Послышался звук перелистывания страниц. Шари вернулась к разговору о родителях.
– Мама рассказывала, что с отцом её познакомил дядя. Они вместе служили, стали хорошими друзьями. Потом дядя как-то пришёл с сестрой к отцу на день рождения, потому что хотел показать, как она танцует. – В голосе Шари послышалась нежность. – Мама сказала, что уже тогда знала, что полюбит этого мужчину на всю жизнь. И в тот день её танец посвящался ему. Конечно, она не могла знать, что всё сложится так, как сейчас…

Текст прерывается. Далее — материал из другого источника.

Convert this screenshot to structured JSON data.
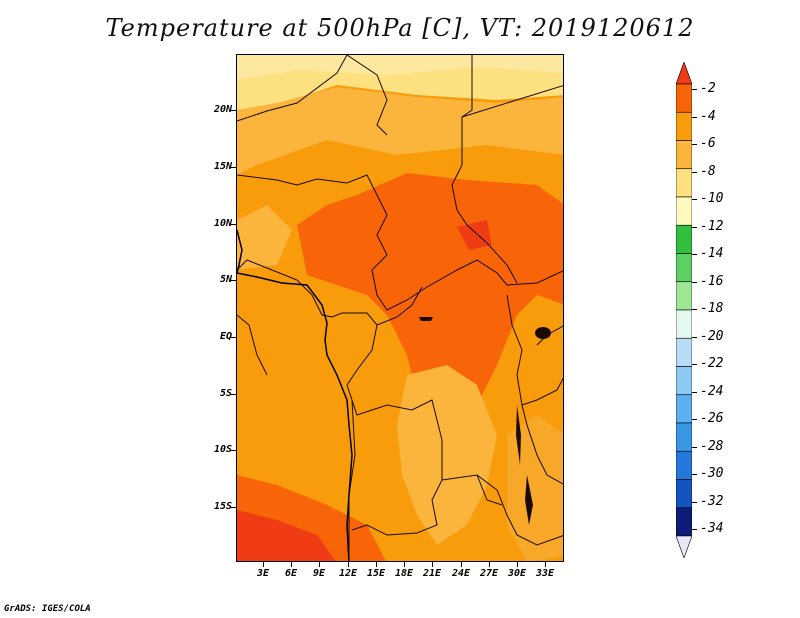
{
  "title": "Temperature at 500hPa [C], VT: 2019120612",
  "credit": "GrADS: IGES/COLA",
  "map": {
    "lat_range": [
      -20,
      24
    ],
    "lon_range": [
      0,
      35
    ],
    "lat_ticks": [
      "20N",
      "15N",
      "10N",
      "5N",
      "EQ",
      "5S",
      "10S",
      "15S"
    ],
    "lon_ticks": [
      "3E",
      "6E",
      "9E",
      "12E",
      "15E",
      "18E",
      "21E",
      "24E",
      "27E",
      "30E",
      "33E"
    ]
  },
  "colorbar": {
    "labels": [
      "-2",
      "-4",
      "-6",
      "-8",
      "-10",
      "-12",
      "-14",
      "-16",
      "-18",
      "-20",
      "-22",
      "-24",
      "-26",
      "-28",
      "-30",
      "-32",
      "-34"
    ],
    "colors": [
      "#f03c14",
      "#f86408",
      "#f89c0c",
      "#fbb43c",
      "#fde080",
      "#fff8c0",
      "#30c03c",
      "#5cd060",
      "#a0e694",
      "#e4f8f0",
      "#b8dcf8",
      "#8ccaf4",
      "#5cb0f0",
      "#3c96e6",
      "#2478dc",
      "#1254c0",
      "#0c1c78",
      "#e8e8f8"
    ]
  }
}
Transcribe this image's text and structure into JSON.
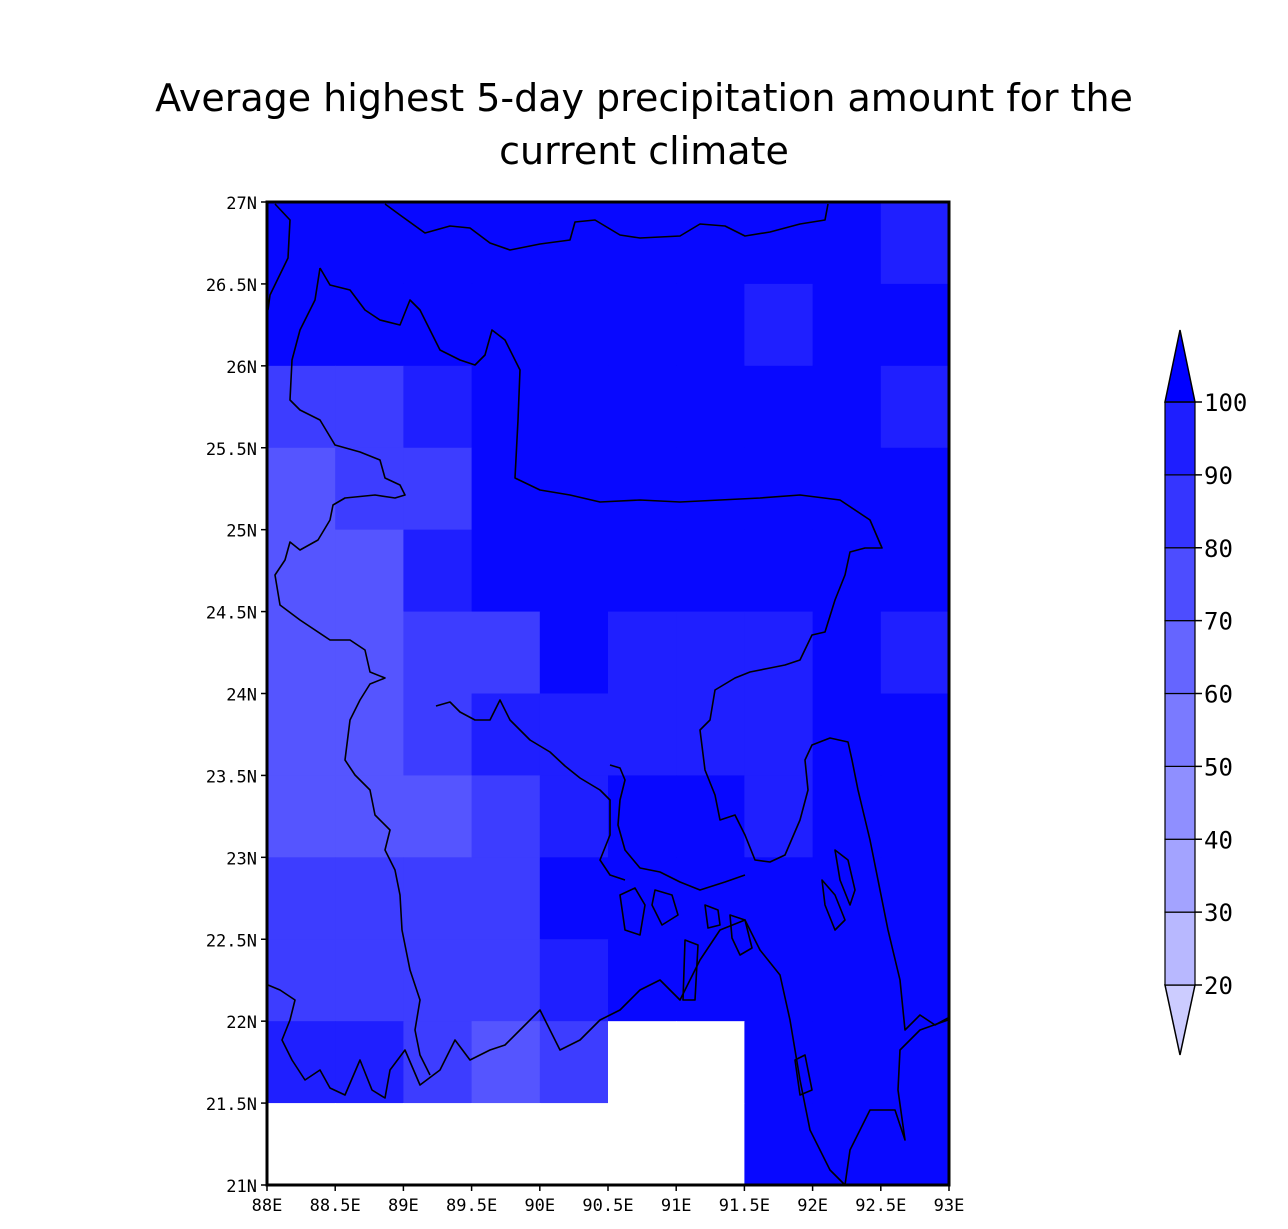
{
  "title_line1": "Average highest 5-day precipitation amount for the",
  "title_line2": "current climate",
  "chart_data": {
    "type": "heatmap",
    "title": "Average highest 5-day precipitation amount for the current climate",
    "xlabel": "",
    "ylabel": "",
    "xlim": [
      88,
      93
    ],
    "ylim": [
      21,
      27
    ],
    "x_ticks": [
      "88E",
      "88.5E",
      "89E",
      "89.5E",
      "90E",
      "90.5E",
      "91E",
      "91.5E",
      "92E",
      "92.5E",
      "93E"
    ],
    "y_ticks": [
      "21N",
      "21.5N",
      "22N",
      "22.5N",
      "23N",
      "23.5N",
      "24N",
      "24.5N",
      "25N",
      "25.5N",
      "26N",
      "26.5N",
      "27N"
    ],
    "grid_lon_centers": [
      88.25,
      88.75,
      89.25,
      89.75,
      90.25,
      90.75,
      91.25,
      91.75,
      92.25,
      92.75
    ],
    "grid_lat_centers": [
      26.75,
      26.25,
      25.75,
      25.25,
      24.75,
      24.25,
      23.75,
      23.25,
      22.75,
      22.25,
      21.75,
      21.25
    ],
    "values_note_units": "colorbar class index: 20,30,...,100 (class lower bound); 100 = >100",
    "values": [
      [
        100,
        100,
        100,
        100,
        100,
        100,
        100,
        100,
        100,
        90
      ],
      [
        100,
        100,
        100,
        100,
        100,
        100,
        100,
        90,
        100,
        100
      ],
      [
        80,
        80,
        90,
        100,
        100,
        100,
        100,
        100,
        100,
        90
      ],
      [
        70,
        80,
        80,
        100,
        100,
        100,
        100,
        100,
        100,
        100
      ],
      [
        70,
        70,
        90,
        100,
        100,
        100,
        100,
        100,
        100,
        100
      ],
      [
        70,
        70,
        80,
        80,
        100,
        90,
        90,
        90,
        100,
        90
      ],
      [
        70,
        70,
        80,
        90,
        90,
        90,
        90,
        90,
        100,
        100
      ],
      [
        70,
        70,
        70,
        80,
        90,
        100,
        100,
        90,
        100,
        100
      ],
      [
        80,
        80,
        80,
        80,
        100,
        100,
        100,
        100,
        100,
        100
      ],
      [
        80,
        80,
        80,
        80,
        90,
        100,
        100,
        100,
        100,
        100
      ],
      [
        90,
        90,
        80,
        70,
        80,
        null,
        null,
        100,
        100,
        100
      ],
      [
        null,
        null,
        null,
        null,
        null,
        null,
        null,
        100,
        100,
        100
      ]
    ],
    "colorbar": {
      "labels": [
        "20",
        "30",
        "40",
        "50",
        "60",
        "70",
        "80",
        "90",
        "100"
      ],
      "colors": [
        "#ccccff",
        "#b8b8ff",
        "#a3a3ff",
        "#8f8fff",
        "#7a7aff",
        "#6565ff",
        "#4d4dff",
        "#3535ff",
        "#1e1eff",
        "#0000ff"
      ],
      "extend": "both"
    },
    "class_colors": {
      "70": "#5555ff",
      "80": "#3d3dff",
      "90": "#1f1fff",
      "100": "#0808ff"
    },
    "missing_color": "#ffffff",
    "overlay": "coastline and borders outline",
    "grid": false
  }
}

В Шари не было той неловкости, непонятной настороженности, с которой об отце говорил Сорин. Безмерное количество любви звучало, когда она рассказывала о маме. Упоминания отца лишь откликались где-то на фоне.
– Итак… двадцать три года назад отец навсегда уехал из нашего дома, а мама родила Сорина.
– Он бросил семью? – решил уточнить Эней. Его голос оставался бесстрастным.
– Не то чтобы бросил, – с сомнением отвечала Шари. – Хм, как бы тебе объяснить. Отец не семейный ратт, он не тот, кто работает, чтобы, приходя домой, обнимать детей, целовать жену и читать книгу, сидя в кресле у камина. Мама говорит, что она – его вторая любовь, а первой любовью отца стала военная служба. Но я не уверена, что могу это понять. Они с мамой всё ещё видятся. Она ездит к нему и, когда возвращается, говорит, что хорошо провела время.
Шари распустила волосы. Они упали за спину непослушными волнами, в то время как она растягивала резинку на руке. Взяв одну прядь, вытащила её вперёд и накрутила на палец так, чтобы получилась спираль. В задумчивости рассматривая её, Шари продолжила говорить:
– Знаешь, Эней… Пружина, испытавшая сжатие, стремится вернуться в исходное положение.
Эней озадаченно замер, не понимая, куда Шари клонит. Она тем временем пыталась сделать так, чтобы совсем не упругая спиралька волос напомнила пружинку.